PSOE was organized in 1879 to represent workers, but abandoned its Marxist leanings in the modern era, and is considered center-left. It has alternated majority status with PP since the Constitution was signed. C started in 2006, with its main power base in Catalunya, the northeast, where Barcelona is, but does not push for separation from Spain. Podemos has been attracting an enthusiastic following of mostly young people, intellectuals, Marxists, and progressives, making significant gains since its inception in March, 2014. The party arose from the 2011 Indignado movement (a forerunner of the Occupy movements in the US) against inequality and corruption.

In our little town west of Sevilla the other day, i went to the public market to get fish and vegetables for that day’s lunch. (I love joining the parade of old ladies doing that! Feels so authentic and old-timey!) There i found a flyer put out by Podemos, stating one of their platform planks. They propose creating 400,000 jobs in the next two years through programs that will renovate homes to use sustainable energy, conserve energy, and lower emissions. This would also save families 700 euros ($780) per year in their energy costs. The end of the flyer says, "Only a valiant government, without chains to the great electric companies, can undertake this work. Let’s make Spain the world reference en renewable energy. We Can!"

Spain has a pretty good start in this endeavor, as there are already forests of wind turbines and fields of solar panels around the countryside. So it is not a case of starting from scratch and trying to convince people of the importance and value of these alternative forms of power generation.

Podemos implies that they would govern without obligations to the corporate behemoths, and perhaps they will be able to do so if they win enough seats in the Congreso. Is it possible for, say, a Green Party to accomplish that in the US?

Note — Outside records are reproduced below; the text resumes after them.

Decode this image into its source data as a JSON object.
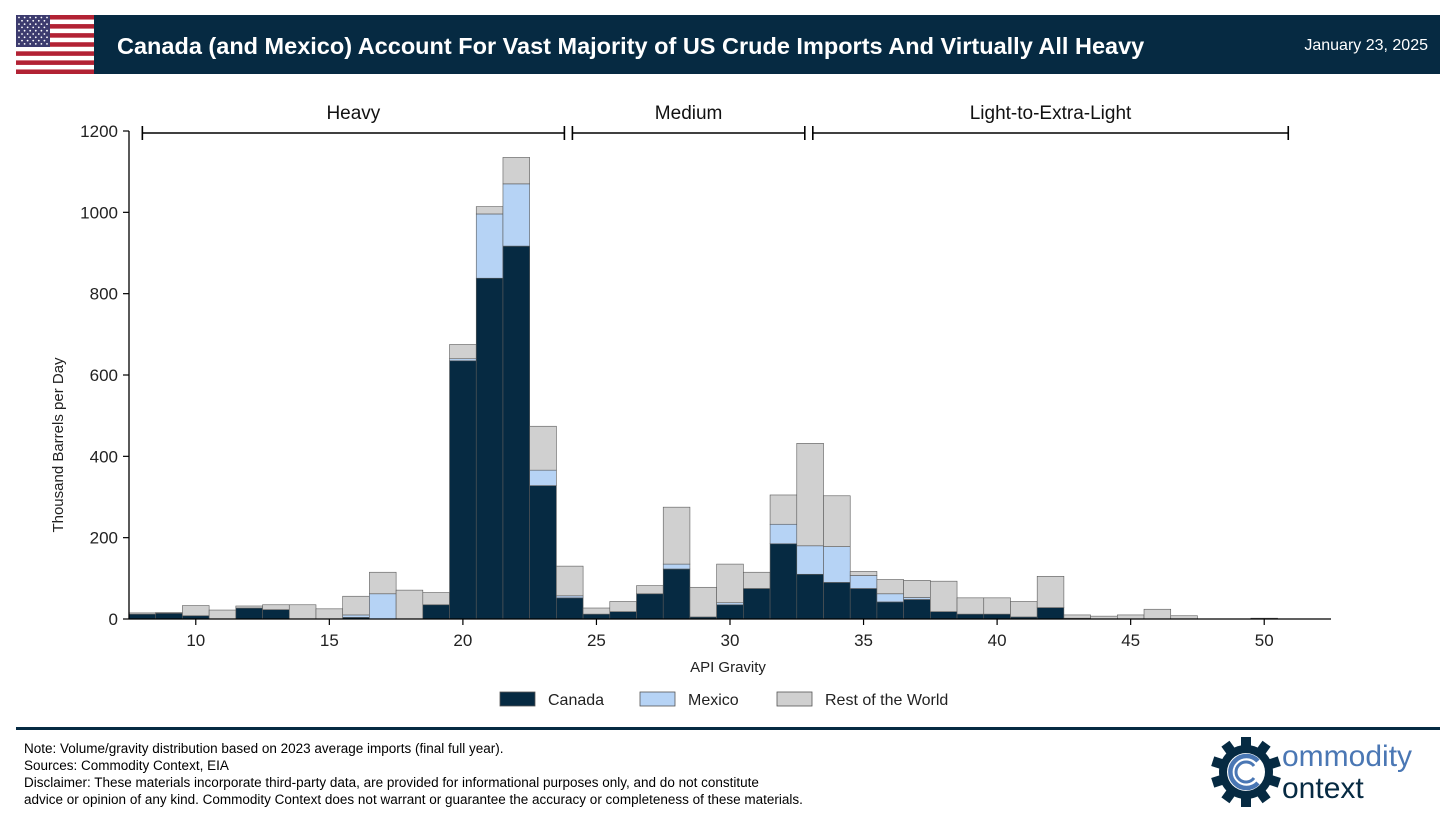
{
  "header": {
    "title": "Canada (and Mexico) Account For Vast Majority of US Crude Imports And Virtually All Heavy",
    "date": "January 23, 2025",
    "flag": "us-flag-icon"
  },
  "colors": {
    "header_bg": "#062a42",
    "canada": "#062a42",
    "mexico": "#b6d3f5",
    "rest": "#d0d0d0"
  },
  "chart_data": {
    "type": "bar",
    "stacked": true,
    "title": "",
    "xlabel": "API Gravity",
    "ylabel": "Thousand Barrels per Day",
    "xlim": [
      7.5,
      52.5
    ],
    "ylim": [
      0,
      1200
    ],
    "xticks": [
      10,
      15,
      20,
      25,
      30,
      35,
      40,
      45,
      50
    ],
    "yticks": [
      0,
      200,
      400,
      600,
      800,
      1000,
      1200
    ],
    "grid": false,
    "legend": "bottom",
    "bin_width": 1,
    "x": [
      8,
      9,
      10,
      11,
      12,
      13,
      14,
      15,
      16,
      17,
      18,
      19,
      20,
      21,
      22,
      23,
      24,
      25,
      26,
      27,
      28,
      29,
      30,
      31,
      32,
      33,
      34,
      35,
      36,
      37,
      38,
      39,
      40,
      41,
      42,
      43,
      44,
      45,
      46,
      47,
      48,
      49,
      50
    ],
    "series": [
      {
        "name": "Canada",
        "values": [
          12,
          14,
          8,
          0,
          27,
          23,
          0,
          0,
          4,
          0,
          0,
          35,
          635,
          838,
          917,
          328,
          52,
          12,
          18,
          62,
          123,
          5,
          35,
          75,
          185,
          110,
          90,
          75,
          42,
          48,
          18,
          12,
          12,
          5,
          28,
          2,
          0,
          0,
          0,
          0,
          0,
          0,
          2
        ]
      },
      {
        "name": "Mexico",
        "values": [
          0,
          0,
          0,
          0,
          0,
          0,
          0,
          0,
          6,
          62,
          0,
          0,
          5,
          158,
          153,
          38,
          5,
          0,
          0,
          0,
          12,
          0,
          5,
          0,
          48,
          70,
          88,
          32,
          20,
          5,
          0,
          0,
          0,
          0,
          0,
          0,
          0,
          0,
          0,
          0,
          0,
          0,
          0
        ]
      },
      {
        "name": "Rest of the World",
        "values": [
          3,
          2,
          25,
          22,
          5,
          12,
          35,
          25,
          46,
          53,
          71,
          30,
          35,
          18,
          65,
          108,
          73,
          15,
          25,
          20,
          140,
          73,
          95,
          40,
          72,
          252,
          125,
          10,
          35,
          42,
          75,
          40,
          40,
          38,
          77,
          8,
          7,
          10,
          24,
          8,
          0,
          0,
          0
        ]
      }
    ],
    "brackets": [
      {
        "label": "Heavy",
        "start": 8,
        "end": 23.8
      },
      {
        "label": "Medium",
        "start": 24.1,
        "end": 32.8
      },
      {
        "label": "Light-to-Extra-Light",
        "start": 33.1,
        "end": 50.9
      }
    ]
  },
  "footer": {
    "note": "Note: Volume/gravity distribution based on 2023 average imports (final full year).",
    "sources": "Sources: Commodity Context, EIA",
    "disclaimer1": "Disclaimer: These materials incorporate third-party data, are provided for informational purposes only, and do not constitute",
    "disclaimer2": "advice or opinion of any kind. Commodity Context does not warrant or guarantee the accuracy or completeness of these materials.",
    "logo_line1": "ommodity",
    "logo_line2": "ontext",
    "logo_icon": "gear-c-logo-icon"
  }
}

For many years, we have heard US politicians talk about infrastructure jobs. Of course, we know that our roads and bridges are in desperate need of repair, and addressing those problems would create many jobs that pay well. But for whom? Sure, there are plenty of people who would be happy to put on a hardhat, gloves, and boots to perform physical labor for eight hours a day. But there are millions of unemployed or under-employed people who cannot work like that. Why couldn’t we train those folks to take clipboards into homes and businesses to do energy audits, to determine what can be done to conserve energy, to figure out what retrofits are possible? None of these jobs would be outsourced, and would employ parents while their kids are in school, or people who can’t find jobs in existing fields. An added benefit, of course, would be reducing carbon emissions and their contribution to climate change. Let me hear "We Can!"